Small Caps | Aug 24 2022
This story features MAAS GROUP HOLDINGS LIMITED. For more info SHARE ANALYSIS: MGH
After delivering a record year, growth remains in Maas Group's line of sight, with the market anticipating both organic growth and acquisitions in the year ahead.
-Maas Group delivered 65% year-on-year earnings growth in its full year result
-Civil Construction earnings grew 27%, Construction Materials 78%, and Real Estate 139%
-Company guides to another strong year of growth across all divisions, targeting up to 60% growth
By Danielle Austin
Having delivered a record earnings result in the year past, Maas Group ((MGH)) has guided to strong growth across all divisions in the coming twelve months, targeting group earnings of $180-200m, reflecting 44-60% year-on-year growth.
The construction materials, equipment and services provider has an integrated business model, with exposure across property, civil, infrastructure and mining sectors. On top of a strong focus in regional New South Wales, the company is also expanding its interests in regional Queensland.
The company’s Civil Construction division delivered 27% year-on-year earnings growth to $50m, the Construction Materials division delivered 78% earnings growth to $29m, and the Real Estate division delivered 139% earnings growth to $54m, while earnings from the Manufacturing division of $2m marked a decline on the previous year.
Civil Construction growth was driven by a combination of organic growth and acquisitions as synergies began to be realised. The outlook for the division looks positive with a number of infra and renewable energy projects in the pipeline over the next three to five years.
The Construction Materials division also reported a healthy pipeline of acquisitions targeting infra projects that analysts anticipate will drive vertical integration, with the company already flagging two upcoming acquisitions for the division. Notably, the performance from Construction Materials in the last year came despite record rain events and covid headwinds.
The company has also recently announced a $105m placement to fund acquisitions. In addition to the Construction Materials’ targets mentioned, which have a combined consideration of $110m and completion of which Maas Group is aiming for in the first half of FY23, the placement will fund the acquisition of an Isaac Region quarry.
Company founders and management collectively contributed $70m to the raising, which analysts note demonstrates confidence in the company’s value.
Preparing for future growth with increased headcount and investment
Of FNArena’s database brokers, both Macquarie and Morgans have updated on Maas Group following the release of the company’s full year results, as has Moelis. These three brokers are all equivalent Buy-rated, and have an average target price of $5.71, ranging from $5.60 at the lower end to $5.90.
Macquarie (Outperform, with a target price of $5.90) finds Maas Group continues to confidently execute on its growth strategy, and expects organic growth will be accelerated by strategic acquisitions moving to enhance the company’s vertically integrated operations.

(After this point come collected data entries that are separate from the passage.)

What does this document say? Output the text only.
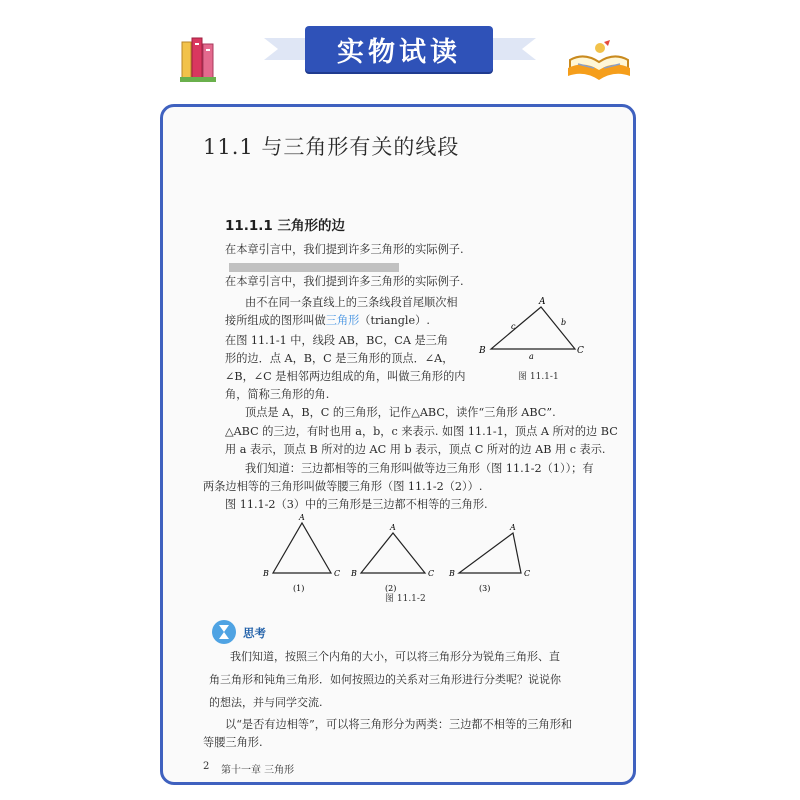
实物试读
11.1 与三角形有关的线段
11.1.1 三角形的边
在本章引言中，我们提到许多三角形的实际例子.
在本章引言中，我们提到许多三角形的实际例子.
由不在同一条直线上的三条线段首尾顺次相
接所组成的图形叫做三角形（triangle）.
在图 11.1-1 中，线段 AB，BC，CA 是三角
形的边．点 A，B，C 是三角形的顶点．∠A，
∠B，∠C 是相邻两边组成的角，叫做三角形的内
角，简称三角形的角.
A
B	C
a
b
c
图 11.1-1
顶点是 A，B，C 的三角形，记作△ABC，读作“三角形 ABC”.
△ABC 的三边，有时也用 a，b，c 来表示. 如图 11.1-1，顶点 A 所对的边 BC
用 a 表示，顶点 B 所对的边 AC 用 b 表示，顶点 C 所对的边 AB 用 c 表示.
我们知道：三边都相等的三角形叫做等边三角形（图 11.1-2（1））；有
两条边相等的三角形叫做等腰三角形（图 11.1-2（2））.
图 11.1-2（3）中的三角形是三边都不相等的三角形.
A
B	C
(1)
A
B	C
(2)
A
B	C
(3)
图 11.1-2
思考
我们知道，按照三个内角的大小，可以将三角形分为锐角三角形、直
角三角形和钝角三角形．如何按照边的关系对三角形进行分类呢？说说你
的想法，并与同学交流.
以“是否有边相等”，可以将三角形分为两类：三边都不相等的三角形和
等腰三角形.
2 第十一章 三角形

The broker found the company’s FY22 earnings of $125.1m to be in line with its own expectations, and noted a final dividend of 3.5c per share brought the full year payout for investors to 5.5c per share, up 10% on the previous year.
The broker also noted Maas Group grew its labour force by an additional 600 employees in the year, to a total 1,500, likely to support further growth. The Macquarie analysts note a material softening in regional real estate demand would present downside risk to the outlook. Earnings forecasts have been largely left unchanged.
Morgans (Add, with a target price of $5.60) noted Maas Group delivered a strong result in FY22, with earnings beating the broker’s expectations. This broker is forecasting the company can achieve earnings of $201m in the coming year, which includes a seven-month contribution from announced acquisitions.
The Morgans analysts note uncertainty as to the impact of cost inflation on profitability and the housing market remains, and expect clarity would benefit stocks in the building materials sector.
Morgans lifts earnings estimates 4.5% and 11.9% in FY23 and FY24 respectively based on company guidance, after downgrading earnings per share -9.7% in FY23, accounting for the impact of higher interest rates.
Morgans highlighted while solid effort in growing the business has been reflected in earnings growth, it expects investors will focus more on earnings per share growth moving forward. The broker also noted growth of the wider Maas Group is partly dependent on growth in the more cyclical Real Estate division, and a material decline in volumes or prices would impact on profitability.
Not one of the brokers monitored daily by FNArena, Moelis (Buy, with a target price of $5.62) points out the company delivered a full year result in line with expectations despite weather and covid related impacts.
This broker noted the lower cash conversion rate of just 25%, compared to cash conversion of over 80% in the preceding two years, though ongoing investment to support growth is primarily responsible.
Moelis anticipates post placement and acquisitions, the company retains balance sheet flexibility. This broker forecasts Maas Group will achieve earnings of $190.1m in the coming year, noting its forecast does not account for contributions from any near-term acquisitions, which could offer additional upside.